In a rare show of "Damn the torpedoes, full speed ahead!" blogging, Milwaukee Journal Sentinel art and architecture writer Mary Louise Schumacher pulled out the big editorial guns this morning, taking both the infamous yet much beloved Mike Brenner and Alderman Joe Dudzik to task for their sophomoric behavior--which is actually an insult to most well behaved sophomores--over the Janet Zweig public art project kerfuffle, stating:
Forgive me for sounding a bit like your mothers here, boys, but KNOCK IT OFF! This is how these debates get ridiculous and polarized fast. Neither of you are doing anyone any favors by injecting bad blood."

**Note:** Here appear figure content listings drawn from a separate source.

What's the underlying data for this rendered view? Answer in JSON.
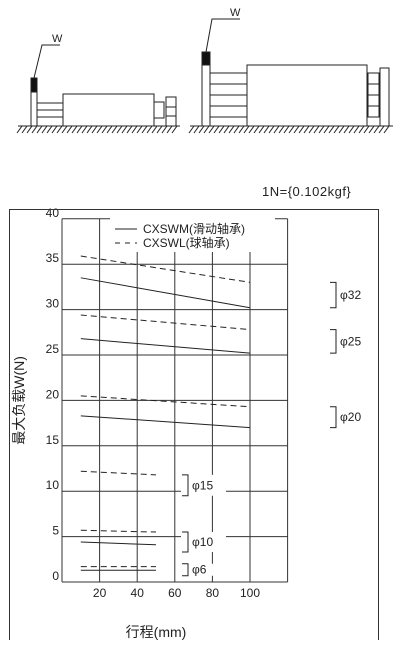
{
  "diagrams": {
    "small_label": "W",
    "large_label": "W"
  },
  "unit_note": "1N={0.102kgf}",
  "chart_data": {
    "type": "line",
    "title": "",
    "xlabel": "行程(mm)",
    "ylabel": "最大负载W(N)",
    "xlim": [
      0,
      120
    ],
    "ylim": [
      0,
      40
    ],
    "x_ticks": [
      20,
      40,
      60,
      80,
      100
    ],
    "y_ticks": [
      0,
      5,
      10,
      15,
      20,
      25,
      30,
      35,
      40
    ],
    "grid": true,
    "legend": [
      {
        "label": "CXSWM(滑动轴承)",
        "style": "solid"
      },
      {
        "label": "CXSWL(球轴承)",
        "style": "dashed"
      }
    ],
    "series": [
      {
        "group": "φ32",
        "bearing": "CXSWM",
        "style": "solid",
        "x": [
          10,
          100
        ],
        "y": [
          33.5,
          30.2
        ]
      },
      {
        "group": "φ32",
        "bearing": "CXSWL",
        "style": "dashed",
        "x": [
          10,
          100
        ],
        "y": [
          35.9,
          33.0
        ]
      },
      {
        "group": "φ25",
        "bearing": "CXSWM",
        "style": "solid",
        "x": [
          10,
          100
        ],
        "y": [
          26.8,
          25.2
        ]
      },
      {
        "group": "φ25",
        "bearing": "CXSWL",
        "style": "dashed",
        "x": [
          10,
          100
        ],
        "y": [
          29.4,
          27.8
        ]
      },
      {
        "group": "φ20",
        "bearing": "CXSWM",
        "style": "solid",
        "x": [
          10,
          100
        ],
        "y": [
          18.3,
          17.0
        ]
      },
      {
        "group": "φ20",
        "bearing": "CXSWL",
        "style": "dashed",
        "x": [
          10,
          100
        ],
        "y": [
          20.5,
          19.3
        ]
      },
      {
        "group": "φ15",
        "bearing": "CXSWL",
        "style": "dashed",
        "x": [
          10,
          50
        ],
        "y": [
          12.2,
          11.8
        ]
      },
      {
        "group": "φ10",
        "bearing": "CXSWM",
        "style": "solid",
        "x": [
          10,
          50
        ],
        "y": [
          4.4,
          4.1
        ]
      },
      {
        "group": "φ10",
        "bearing": "CXSWL",
        "style": "dashed",
        "x": [
          10,
          50
        ],
        "y": [
          5.7,
          5.5
        ]
      },
      {
        "group": "φ6",
        "bearing": "CXSWM",
        "style": "solid",
        "x": [
          10,
          50
        ],
        "y": [
          1.3,
          1.3
        ]
      },
      {
        "group": "φ6",
        "bearing": "CXSWL",
        "style": "dashed",
        "x": [
          10,
          50
        ],
        "y": [
          1.7,
          1.7
        ]
      }
    ],
    "group_labels": [
      {
        "label": "φ32",
        "y_range": [
          30.2,
          33.0
        ]
      },
      {
        "label": "φ25",
        "y_range": [
          25.2,
          27.8
        ]
      },
      {
        "label": "φ20",
        "y_range": [
          17.0,
          19.3
        ]
      },
      {
        "label": "φ15",
        "y_range": [
          9.5,
          11.8
        ]
      },
      {
        "label": "φ10",
        "y_range": [
          3.3,
          5.5
        ]
      },
      {
        "label": "φ6",
        "y_range": [
          1.0,
          1.7
        ]
      }
    ]
  }
}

You go, girl! Boys indeed.
If you're unaware of the hubbub surrounding Zweig's public art project, it can be quickly summed up as artistically naive politicians trying to put the brakes on a worthy project that's already been approved and budgeted for--a.k.a. business as usual.
As Schumacher points out in her post, one of the main reasons that the majority of the Common Council's Public Works Committee are expressing negativity toward the work, as demonstrated by their very mature "giggling, sighing and making fun" at yesterday's meeting, is that no one from the artistic/creative community showed up to explain the merit of the work to them.
For her part, Miltown native Zweig could not attend the meeting as she now lives and works in Brooklyn, but she apparently watched it live via webcast. Fancy, but, er, why wasn't a two-way conference call set up so she could state her case for the project that was given a unanimous thumbs-up last week by a Common Council advisory committee? Dunno. Maybe mixing 20th and 21st Century technologies is over the heads of the IT folks at City Hall. I do imagine, however, that watching this gathering in silence must of have been extremely painful for the artist.
Anyhoo, the project is now in limbo as the committee decided to put the whole thing on hold until a public hearing can be scheduled. In a related summary of the meeting, Schumacher gravely informs us, "... that could effectively cancel the project because manufacturing was slated to begin in mid-April, when a fabrication bill of $25,000 also comes due, Zweig said." Not good.
You can see examples of Janet Zweig's work on her website. Hopefully, images of this completed project will end up there someday as well.